From: Julian Lord <julian.lord_at_wanadoo.fr>
Date: Tue, 16 Jul 2002 18:47:44 +0200


Alex :

> > I'm frankly still entirely at a loss as to Greg's
> > thinking, and indeed his meaning here. If
> > the "different" animals don't have to be separate
> > species (whatever that means (esp. in Glorantha),
> > can evidently interbreed enthusiastically, then I
> > can't see how it can be anything other than a
> > defeasible, if not outright infeasible, assumption
> > that origins in different otherworlds must maintain
> > some sort of strictly separate identity. Even
> > setting aside the earlier question of their
> > "convergence" to similar but doggedly separate
> > entities.
> >
> > It seems to me that of course, in some cases there
> > will be entirely different, mythically valid
> > accounts for similar-but-different things.
> > But equally, it's the nature of myth that there will
> > be entirely different, mythically valid accounts of
> > the _same_ thing, in some cases. (Be it a species
> > of animal, the sun, etc.) If there this were not so
> > in Glorantha, I don't see how this can help but make
> > it a less interesting place mythically than it
> > otherwise would be -- and indeed hitherto appeared
> > to be. After all, animals, like humans, are
> > creature of the inner world; it's not as if
> > they _have_ to be irrevocably wedded to one and only
> > one other world.

Chris :

> This does not, of course, help you answer your
> question from an external viewpoint, if you accept the
> validity of such.
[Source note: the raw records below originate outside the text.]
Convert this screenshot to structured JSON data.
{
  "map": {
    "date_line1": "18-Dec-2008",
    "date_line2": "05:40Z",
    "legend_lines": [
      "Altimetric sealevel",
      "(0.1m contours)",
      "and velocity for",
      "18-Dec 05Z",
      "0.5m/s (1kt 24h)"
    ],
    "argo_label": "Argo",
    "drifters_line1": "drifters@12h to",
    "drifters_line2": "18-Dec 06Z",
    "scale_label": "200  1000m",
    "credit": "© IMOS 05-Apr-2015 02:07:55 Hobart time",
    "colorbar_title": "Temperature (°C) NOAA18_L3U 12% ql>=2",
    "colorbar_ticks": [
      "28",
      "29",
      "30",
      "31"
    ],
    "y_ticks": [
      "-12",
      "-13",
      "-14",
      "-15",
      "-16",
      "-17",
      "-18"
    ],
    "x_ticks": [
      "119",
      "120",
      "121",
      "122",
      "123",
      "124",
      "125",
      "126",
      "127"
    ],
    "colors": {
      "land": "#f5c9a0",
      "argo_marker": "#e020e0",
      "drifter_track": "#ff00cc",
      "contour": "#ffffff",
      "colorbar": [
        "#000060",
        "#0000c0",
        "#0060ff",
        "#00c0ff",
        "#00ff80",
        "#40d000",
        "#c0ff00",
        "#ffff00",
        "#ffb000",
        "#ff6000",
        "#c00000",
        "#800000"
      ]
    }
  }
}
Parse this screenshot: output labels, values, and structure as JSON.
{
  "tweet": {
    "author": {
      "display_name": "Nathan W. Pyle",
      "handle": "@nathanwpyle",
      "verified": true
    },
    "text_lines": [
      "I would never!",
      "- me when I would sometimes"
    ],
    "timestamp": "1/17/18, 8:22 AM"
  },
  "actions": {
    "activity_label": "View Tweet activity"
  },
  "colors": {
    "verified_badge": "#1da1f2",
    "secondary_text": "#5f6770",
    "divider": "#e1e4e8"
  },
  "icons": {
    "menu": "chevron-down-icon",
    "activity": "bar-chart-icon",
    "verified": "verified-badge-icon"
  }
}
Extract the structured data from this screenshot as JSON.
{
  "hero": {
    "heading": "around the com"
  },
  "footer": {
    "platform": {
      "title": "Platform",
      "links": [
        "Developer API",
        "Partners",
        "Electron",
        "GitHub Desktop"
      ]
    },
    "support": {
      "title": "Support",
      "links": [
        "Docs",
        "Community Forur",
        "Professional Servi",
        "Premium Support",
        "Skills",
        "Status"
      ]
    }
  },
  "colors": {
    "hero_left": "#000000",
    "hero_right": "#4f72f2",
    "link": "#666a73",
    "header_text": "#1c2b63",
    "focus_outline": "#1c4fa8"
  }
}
I'd use the phrase "everything is
> made of everything" to explain any result I want.
>
> On your last point (that animals, like humans, are
> made of everything, so should not be wedded to one
> particular otherworld), I'd point out that socially
> cohesive groups of humans tend to be wedded to
> particular otherworlds. Perhaps this is true for
> reasons that are also true for animals. It could be
> learned behavior, or it could be something about
> Glorantha that encourages it, depsite any failure of
> learned behavior.

From a GL POV, these are (in current Glorantha) effects of the Great Compromise, more than anything else IMO.